Vinícius añade que no tienen nada arreglado de antemano, por eso ocurren manifestaciones interesantes dentro de las improvisaciones. "Esa pérdida del control nos lleva a lugares que a nosotros nos gusta después de que han sucedido. Tal vez yo no compondría esa música teniendo el control total. La improvisación requiere mucha atención de nuestra parte, pero nos genera mucha sorpresa el resultado y eso también le pasa al público", expresa. También los acerca a las emociones espontáneas de los asistentes ahí mismo, sobre el escenario.

"En el inicio el jazz era una música medio danzante, de habla suburbana, de confraternización. Yo siento que la música instrumental está medio desconectada del público, se academizó y se enyesó aquí en Brasil, porque tuve la oportunidad de estar en el ambiente del jazz en Estados Unidos y sentía esa misma sensación del músico tocando superlento, como si tuviera conversando y dando la oportunidad al público de absorber esa música", dice Raul.

Vivir de la música

Pedro a los 13 años comenzó a estudiar el bajo. Vinícius toca el piano desde los 7 años y ahora está cursando el Doctorado en Cognición Musical. Raul a los 10 se inició en la batería.

¿Viven de la música? Pedro reconoce que no. "Es un dilema ser músico porque nuestra profesión está muy desvalorizada. Entonces es una cuestión ser músico, una batalla ser músico y tocar lo que nos gusta y que sea rentable. Pensamos mucho, pero no es un pensamiento tranquilo porque nunca se presenta un camino claro". Agrega que su estabilidad económica está ligada a la educación. Lo mismo ocurre con Vinícius y Raul, que da en Tucumán clases sobre música brasileña. Mientras trabajan en la elaboración de su segundo material discográfico, cuentan que en Argentina los sorprendió para bien el hecho de que esté en nuestra cultura el gusto por la música brasileña.

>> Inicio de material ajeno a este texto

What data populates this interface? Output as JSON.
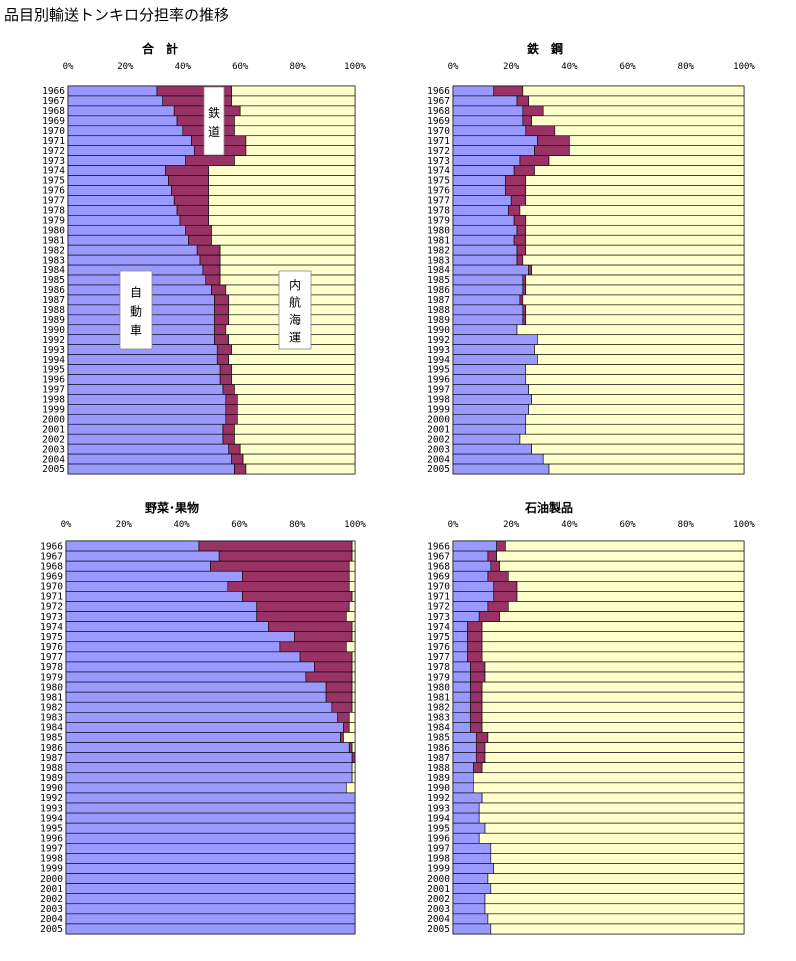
{
  "page": {
    "title": "品目別輸送トンキロ分担率の推移"
  },
  "colors": {
    "car": "#9999ff",
    "rail": "#993366",
    "ship": "#ffffcc",
    "edge": "#000000"
  },
  "chart_data": [
    {
      "type": "bar",
      "orientation": "horizontal",
      "stacked": true,
      "title": "合　計",
      "xticks": [
        "0%",
        "20%",
        "40%",
        "60%",
        "80%",
        "100%"
      ],
      "xlim": [
        0,
        100
      ],
      "categories": [
        "1966",
        "1967",
        "1968",
        "1969",
        "1970",
        "1971",
        "1972",
        "1973",
        "1974",
        "1975",
        "1976",
        "1977",
        "1978",
        "1979",
        "1980",
        "1981",
        "1982",
        "1983",
        "1984",
        "1985",
        "1986",
        "1987",
        "1988",
        "1989",
        "1990",
        "1992",
        "1993",
        "1994",
        "1995",
        "1996",
        "1997",
        "1998",
        "1999",
        "2000",
        "2001",
        "2002",
        "2003",
        "2004",
        "2005"
      ],
      "series": [
        {
          "key": "car",
          "values": [
            31,
            33,
            37,
            38,
            40,
            43,
            44,
            41,
            34,
            35,
            36,
            37,
            38,
            39,
            41,
            42,
            45,
            46,
            47,
            48,
            50,
            51,
            51,
            51,
            51,
            51,
            52,
            52,
            53,
            53,
            54,
            55,
            55,
            55,
            54,
            54,
            56,
            57,
            58
          ]
        },
        {
          "key": "rail",
          "values": [
            26,
            24,
            23,
            20,
            18,
            19,
            18,
            17,
            15,
            14,
            13,
            12,
            11,
            10,
            9,
            8,
            8,
            7,
            6,
            5,
            5,
            5,
            5,
            5,
            4,
            5,
            5,
            4,
            4,
            4,
            4,
            4,
            4,
            4,
            4,
            4,
            4,
            4,
            4
          ]
        },
        {
          "key": "ship",
          "values": [
            43,
            43,
            40,
            42,
            42,
            38,
            38,
            42,
            51,
            51,
            51,
            51,
            51,
            51,
            50,
            50,
            47,
            47,
            47,
            47,
            45,
            44,
            44,
            44,
            45,
            44,
            43,
            44,
            43,
            43,
            42,
            41,
            41,
            41,
            42,
            42,
            40,
            39,
            38
          ]
        }
      ],
      "annotations": {
        "rail": "鉄道",
        "car": "自動車",
        "ship": "内航海運"
      }
    },
    {
      "type": "bar",
      "orientation": "horizontal",
      "stacked": true,
      "title": "鉄　鋼",
      "xticks": [
        "0%",
        "20%",
        "40%",
        "60%",
        "80%",
        "100%"
      ],
      "xlim": [
        0,
        100
      ],
      "categories": [
        "1966",
        "1967",
        "1968",
        "1969",
        "1970",
        "1971",
        "1972",
        "1973",
        "1974",
        "1975",
        "1976",
        "1977",
        "1978",
        "1979",
        "1980",
        "1981",
        "1982",
        "1983",
        "1984",
        "1985",
        "1986",
        "1987",
        "1988",
        "1989",
        "1990",
        "1992",
        "1993",
        "1994",
        "1995",
        "1996",
        "1997",
        "1998",
        "1999",
        "2000",
        "2001",
        "2002",
        "2003",
        "2004",
        "2005"
      ],
      "series": [
        {
          "key": "car",
          "values": [
            14,
            22,
            24,
            24,
            25,
            29,
            28,
            23,
            21,
            18,
            18,
            20,
            19,
            21,
            22,
            21,
            22,
            22,
            26,
            24,
            24,
            23,
            24,
            24,
            22,
            29,
            28,
            29,
            25,
            25,
            26,
            27,
            26,
            25,
            25,
            23,
            27,
            31,
            33
          ]
        },
        {
          "key": "rail",
          "values": [
            10,
            4,
            7,
            3,
            10,
            11,
            12,
            10,
            7,
            7,
            7,
            5,
            4,
            4,
            3,
            4,
            3,
            2,
            1,
            1,
            1,
            1,
            1,
            1,
            0,
            0,
            0,
            0,
            0,
            0,
            0,
            0,
            0,
            0,
            0,
            0,
            0,
            0,
            0
          ]
        },
        {
          "key": "ship",
          "values": [
            76,
            74,
            69,
            73,
            65,
            60,
            60,
            67,
            72,
            75,
            75,
            75,
            77,
            75,
            75,
            75,
            75,
            76,
            73,
            75,
            75,
            76,
            75,
            75,
            78,
            71,
            72,
            71,
            75,
            75,
            74,
            73,
            74,
            75,
            75,
            77,
            73,
            69,
            67
          ]
        }
      ]
    },
    {
      "type": "bar",
      "orientation": "horizontal",
      "stacked": true,
      "title": "野菜･果物",
      "xticks": [
        "0%",
        "20%",
        "40%",
        "60%",
        "80%",
        "100%"
      ],
      "xlim": [
        0,
        100
      ],
      "categories": [
        "1966",
        "1967",
        "1968",
        "1969",
        "1970",
        "1971",
        "1972",
        "1973",
        "1974",
        "1975",
        "1976",
        "1977",
        "1978",
        "1979",
        "1980",
        "1981",
        "1982",
        "1983",
        "1984",
        "1985",
        "1986",
        "1987",
        "1988",
        "1989",
        "1990",
        "1992",
        "1993",
        "1994",
        "1995",
        "1996",
        "1997",
        "1998",
        "1999",
        "2000",
        "2001",
        "2002",
        "2003",
        "2004",
        "2005"
      ],
      "series": [
        {
          "key": "car",
          "values": [
            46,
            53,
            50,
            61,
            56,
            61,
            66,
            66,
            70,
            79,
            74,
            81,
            86,
            83,
            90,
            90,
            92,
            94,
            96,
            95,
            98,
            99,
            99,
            99,
            97,
            100,
            100,
            100,
            100,
            100,
            100,
            100,
            100,
            100,
            100,
            100,
            100,
            100,
            100
          ]
        },
        {
          "key": "rail",
          "values": [
            53,
            46,
            48,
            37,
            42,
            38,
            32,
            31,
            29,
            20,
            23,
            18,
            13,
            16,
            9,
            9,
            7,
            4,
            2,
            1,
            1,
            1,
            0,
            0,
            0,
            0,
            0,
            0,
            0,
            0,
            0,
            0,
            0,
            0,
            0,
            0,
            0,
            0,
            0
          ]
        },
        {
          "key": "ship",
          "values": [
            1,
            1,
            2,
            2,
            2,
            1,
            2,
            3,
            1,
            1,
            3,
            1,
            1,
            1,
            1,
            1,
            1,
            2,
            2,
            4,
            1,
            0,
            1,
            1,
            3,
            0,
            0,
            0,
            0,
            0,
            0,
            0,
            0,
            0,
            0,
            0,
            0,
            0,
            0
          ]
        }
      ]
    },
    {
      "type": "bar",
      "orientation": "horizontal",
      "stacked": true,
      "title": "石油製品",
      "xticks": [
        "0%",
        "20%",
        "40%",
        "60%",
        "80%",
        "100%"
      ],
      "xlim": [
        0,
        100
      ],
      "categories": [
        "1966",
        "1967",
        "1968",
        "1969",
        "1970",
        "1971",
        "1972",
        "1973",
        "1974",
        "1975",
        "1976",
        "1977",
        "1978",
        "1979",
        "1980",
        "1981",
        "1982",
        "1983",
        "1984",
        "1985",
        "1986",
        "1987",
        "1988",
        "1989",
        "1990",
        "1992",
        "1993",
        "1994",
        "1995",
        "1996",
        "1997",
        "1998",
        "1999",
        "2000",
        "2001",
        "2002",
        "2003",
        "2004",
        "2005"
      ],
      "series": [
        {
          "key": "car",
          "values": [
            15,
            12,
            13,
            12,
            14,
            14,
            12,
            9,
            5,
            5,
            5,
            5,
            6,
            6,
            6,
            6,
            6,
            6,
            6,
            8,
            8,
            8,
            7,
            7,
            7,
            10,
            9,
            9,
            11,
            9,
            13,
            13,
            14,
            12,
            13,
            11,
            11,
            12,
            13
          ]
        },
        {
          "key": "rail",
          "values": [
            3,
            3,
            3,
            7,
            8,
            8,
            7,
            7,
            5,
            5,
            5,
            5,
            5,
            5,
            4,
            4,
            4,
            4,
            4,
            4,
            3,
            3,
            3,
            0,
            0,
            0,
            0,
            0,
            0,
            0,
            0,
            0,
            0,
            0,
            0,
            0,
            0,
            0,
            0
          ]
        },
        {
          "key": "ship",
          "values": [
            82,
            85,
            84,
            81,
            78,
            78,
            81,
            84,
            90,
            90,
            90,
            90,
            89,
            89,
            90,
            90,
            90,
            90,
            90,
            88,
            89,
            89,
            90,
            93,
            93,
            90,
            91,
            91,
            89,
            91,
            87,
            87,
            86,
            88,
            87,
            89,
            89,
            88,
            87
          ]
        }
      ]
    }
  ]
}
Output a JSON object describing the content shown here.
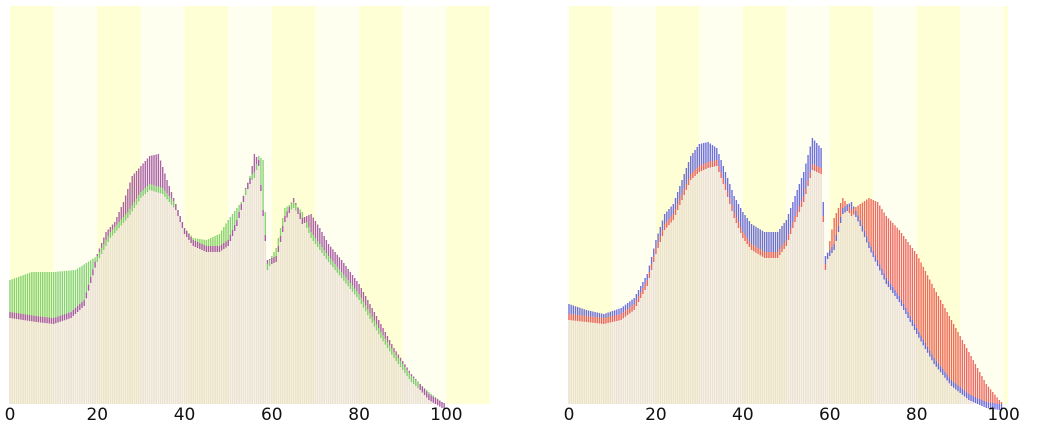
{
  "chart_data": [
    {
      "type": "area",
      "xlim": [
        0,
        110
      ],
      "ylim": [
        0,
        130
      ],
      "xticks": [
        "0",
        "20",
        "40",
        "60",
        "80",
        "100"
      ],
      "xtick_values": [
        0,
        20,
        40,
        60,
        80,
        100
      ],
      "grid": false,
      "colors": {
        "series_a": "#5ec44d",
        "series_b": "#8e2d90",
        "band_a": "#ffffd6",
        "band_b": "#ffffef"
      },
      "series": [
        {
          "key": "a",
          "values": [
            [
              0,
              62
            ],
            [
              5,
              66
            ],
            [
              10,
              66
            ],
            [
              15,
              67
            ],
            [
              20,
              74
            ],
            [
              23,
              86
            ],
            [
              27,
              96
            ],
            [
              30,
              106
            ],
            [
              32,
              110
            ],
            [
              35,
              108
            ],
            [
              38,
              100
            ],
            [
              40,
              88
            ],
            [
              42,
              83
            ],
            [
              45,
              82
            ],
            [
              48,
              85
            ],
            [
              50,
              92
            ],
            [
              53,
              101
            ],
            [
              55,
              114
            ],
            [
              56,
              116
            ],
            [
              57,
              124
            ],
            [
              58,
              122
            ],
            [
              59,
              70
            ],
            [
              61,
              78
            ],
            [
              63,
              98
            ],
            [
              65,
              101
            ],
            [
              67,
              96
            ],
            [
              69,
              86
            ],
            [
              71,
              80
            ],
            [
              73,
              74
            ],
            [
              76,
              66
            ],
            [
              80,
              55
            ],
            [
              85,
              36
            ],
            [
              88,
              26
            ],
            [
              92,
              14
            ],
            [
              96,
              6
            ],
            [
              99,
              1
            ],
            [
              100,
              0
            ]
          ]
        },
        {
          "key": "b",
          "values": [
            [
              0,
              46
            ],
            [
              3,
              45
            ],
            [
              6,
              44
            ],
            [
              10,
              43
            ],
            [
              14,
              46
            ],
            [
              17,
              52
            ],
            [
              20,
              75
            ],
            [
              22,
              86
            ],
            [
              24,
              91
            ],
            [
              26,
              101
            ],
            [
              28,
              114
            ],
            [
              30,
              119
            ],
            [
              32,
              124
            ],
            [
              34,
              125
            ],
            [
              36,
              112
            ],
            [
              38,
              100
            ],
            [
              40,
              88
            ],
            [
              42,
              82
            ],
            [
              45,
              79
            ],
            [
              48,
              79
            ],
            [
              50,
              82
            ],
            [
              52,
              92
            ],
            [
              54,
              108
            ],
            [
              55,
              113
            ],
            [
              56,
              125
            ],
            [
              57,
              122
            ],
            [
              59,
              72
            ],
            [
              61,
              74
            ],
            [
              63,
              94
            ],
            [
              65,
              103
            ],
            [
              67,
              93
            ],
            [
              69,
              95
            ],
            [
              71,
              88
            ],
            [
              73,
              80
            ],
            [
              76,
              72
            ],
            [
              80,
              60
            ],
            [
              84,
              44
            ],
            [
              88,
              28
            ],
            [
              92,
              15
            ],
            [
              96,
              5
            ],
            [
              99,
              1
            ],
            [
              100,
              0
            ]
          ]
        }
      ]
    },
    {
      "type": "area",
      "xlim": [
        0,
        101
      ],
      "ylim": [
        0,
        130
      ],
      "xticks": [
        "0",
        "20",
        "40",
        "60",
        "80",
        "100"
      ],
      "xtick_values": [
        0,
        20,
        40,
        60,
        80,
        100
      ],
      "grid": false,
      "colors": {
        "series_a": "#3c3fd8",
        "series_b": "#e83a36",
        "band_a": "#ffffd6",
        "band_b": "#ffffef"
      },
      "series": [
        {
          "key": "a",
          "values": [
            [
              0,
              50
            ],
            [
              4,
              47
            ],
            [
              8,
              45
            ],
            [
              12,
              48
            ],
            [
              15,
              53
            ],
            [
              18,
              65
            ],
            [
              20,
              82
            ],
            [
              22,
              95
            ],
            [
              24,
              100
            ],
            [
              26,
              112
            ],
            [
              28,
              124
            ],
            [
              30,
              130
            ],
            [
              32,
              131
            ],
            [
              34,
              128
            ],
            [
              36,
              116
            ],
            [
              38,
              104
            ],
            [
              40,
              96
            ],
            [
              42,
              90
            ],
            [
              45,
              86
            ],
            [
              48,
              86
            ],
            [
              50,
              92
            ],
            [
              52,
              104
            ],
            [
              54,
              116
            ],
            [
              56,
              133
            ],
            [
              58,
              128
            ],
            [
              59,
              74
            ],
            [
              61,
              80
            ],
            [
              63,
              98
            ],
            [
              65,
              101
            ],
            [
              67,
              92
            ],
            [
              69,
              81
            ],
            [
              71,
              72
            ],
            [
              73,
              63
            ],
            [
              76,
              54
            ],
            [
              80,
              38
            ],
            [
              84,
              23
            ],
            [
              88,
              12
            ],
            [
              92,
              5
            ],
            [
              96,
              1
            ],
            [
              99,
              0
            ],
            [
              100,
              0
            ]
          ]
        },
        {
          "key": "b",
          "values": [
            [
              0,
              45
            ],
            [
              4,
              44
            ],
            [
              8,
              43
            ],
            [
              12,
              45
            ],
            [
              15,
              50
            ],
            [
              18,
              62
            ],
            [
              20,
              78
            ],
            [
              22,
              90
            ],
            [
              24,
              95
            ],
            [
              26,
              105
            ],
            [
              28,
              115
            ],
            [
              30,
              119
            ],
            [
              32,
              121
            ],
            [
              34,
              122
            ],
            [
              36,
              110
            ],
            [
              38,
              96
            ],
            [
              40,
              86
            ],
            [
              42,
              80
            ],
            [
              45,
              76
            ],
            [
              48,
              76
            ],
            [
              50,
              82
            ],
            [
              52,
              94
            ],
            [
              54,
              104
            ],
            [
              56,
              120
            ],
            [
              58,
              118
            ],
            [
              59,
              70
            ],
            [
              61,
              93
            ],
            [
              63,
              103
            ],
            [
              65,
              97
            ],
            [
              67,
              100
            ],
            [
              69,
              103
            ],
            [
              71,
              101
            ],
            [
              73,
              94
            ],
            [
              76,
              87
            ],
            [
              80,
              75
            ],
            [
              84,
              58
            ],
            [
              88,
              42
            ],
            [
              92,
              26
            ],
            [
              96,
              10
            ],
            [
              99,
              2
            ],
            [
              100,
              0
            ]
          ]
        }
      ]
    }
  ]
}
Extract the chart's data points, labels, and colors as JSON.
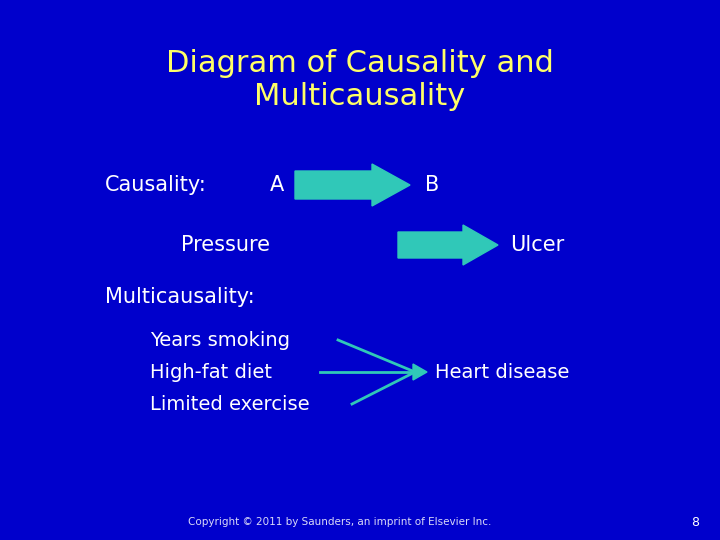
{
  "background_color": "#0000cc",
  "title": "Diagram of Causality and\nMulticausality",
  "title_color": "#ffff66",
  "title_fontsize": 22,
  "arrow_color": "#30c8b8",
  "text_color": "#ffffff",
  "copyright_text": "Copyright © 2011 by Saunders, an imprint of Elsevier Inc.",
  "page_number": "8",
  "causality_label": "Causality:",
  "causality_A": "A",
  "causality_B": "B",
  "pressure_label": "Pressure",
  "ulcer_label": "Ulcer",
  "multicausality_label": "Multicausality:",
  "causes": [
    "Years smoking",
    "High-fat diet",
    "Limited exercise"
  ],
  "effect": "Heart disease",
  "body_fontsize": 15,
  "copyright_fontsize": 7.5
}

Parte de la riqueza del grupo reside en el convencimiento de persistir en el género que aman. "Un grupo instrumental de improvisación no tiene demanda en el mercado y es difícil tocar varios años y bastante", señala Raul. Sin embargo, la pasión -y el público- los sigue impulsando en su carrera. "Tengo un gran amor por la música improvisada, sea la nuestra o la de otro, y es porque no sucederá de nuevo. Entonces los que están asistiendo a aquel show están viendo una pieza única, que nunca alguien vio y nunca alguien verá. Eso me inspira a ser un oyente de música jazz", cerró Pedro.